We'll take a look at the example dataset that we'll be using in this course. In this lecture, we'll just explore the dataset and create some variables which will be used in later models.
Forecasting: Building Features
The real world application in this course will be to use the dataset described in the previous lecture and generate forecasts at the product level. In this lecture, we'll develop some new features which will be useful for this forecasting.
Forecasting: Using Ridge
In this lecture, we'll use the dataset and features we've generated so far and generate a forecasting model! We'll fit both linear regression and ridge regression models.
In order to evaluate the models fit in the previous lecture, we'll introduce the concept of cross-validation for time series. We'll examine the particular product from the previous lecture, and compare the linear and ridge regression models.
Forecasting: Comparing Results
In this lecture, we'll generalize the results of the previous lecture to the time series for all products. We'll compare the performance of our two models for all these products, and seek to understand when certain models perform better than others.
Module 3: Ridge and ElasticNet
In this lecture, we'll introduce the ElasticNet penalty and examine the differences between this model and the Ridge/LASSO. We'll also discuss the reason for having so many different models.
Comparing LASSO and Ridge
We'll use our new models, and apply them to the orange juice sales dataset from the previous module. We'll explore the different results we get between the three models.

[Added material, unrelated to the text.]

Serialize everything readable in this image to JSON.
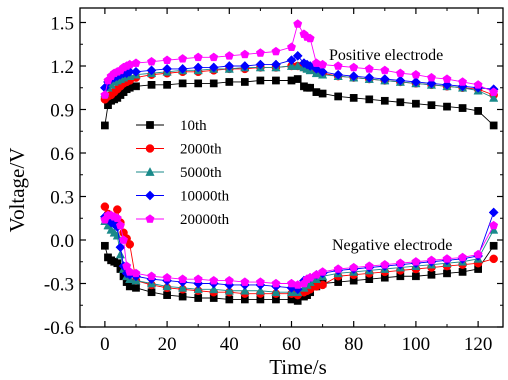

Selecting LASSO vs Ridge vs ElasticNet
Now that we have several different models to choose from, we need a way to determine the best model. In this lecture, we'll explore how to use cross-validation to select a model, and we'll see which models are the best performers on the orange juice dataset.
In this project, we'll examine how the size of the dataset impacts linear, ridge, and LASSO regression models. So, simulate the following data:
x = random uniform variable between -10 and 10 (R: x = runif(n, -10, 10))
y1 = linear function of x plus noise (R: y1 = x + rnorm(n))
y2 = cubic function of x plus noise (R: y2 = .01*(x-5)*(x+7)*x + rnorm(n))
y3 = sine function of x plus noise (R: y3 = sin(x/2) + rnorm(n))
Vary n to get a good range of dataset sizes; I used 10, 30, 100, 1000, 10000, 100000.
For each simulated dataset, examine how well linear, ridge, and LASSO fit the data. Given that we have a non-linear relationship between x and y, let's also include polynomial terms in the model (i.e. x^2, x^3, ..., x^10).
Solution: I've uploaded my solution as an R file. Of course, your results may be different depending on how you chose your models, but hopefully they are similar to mine.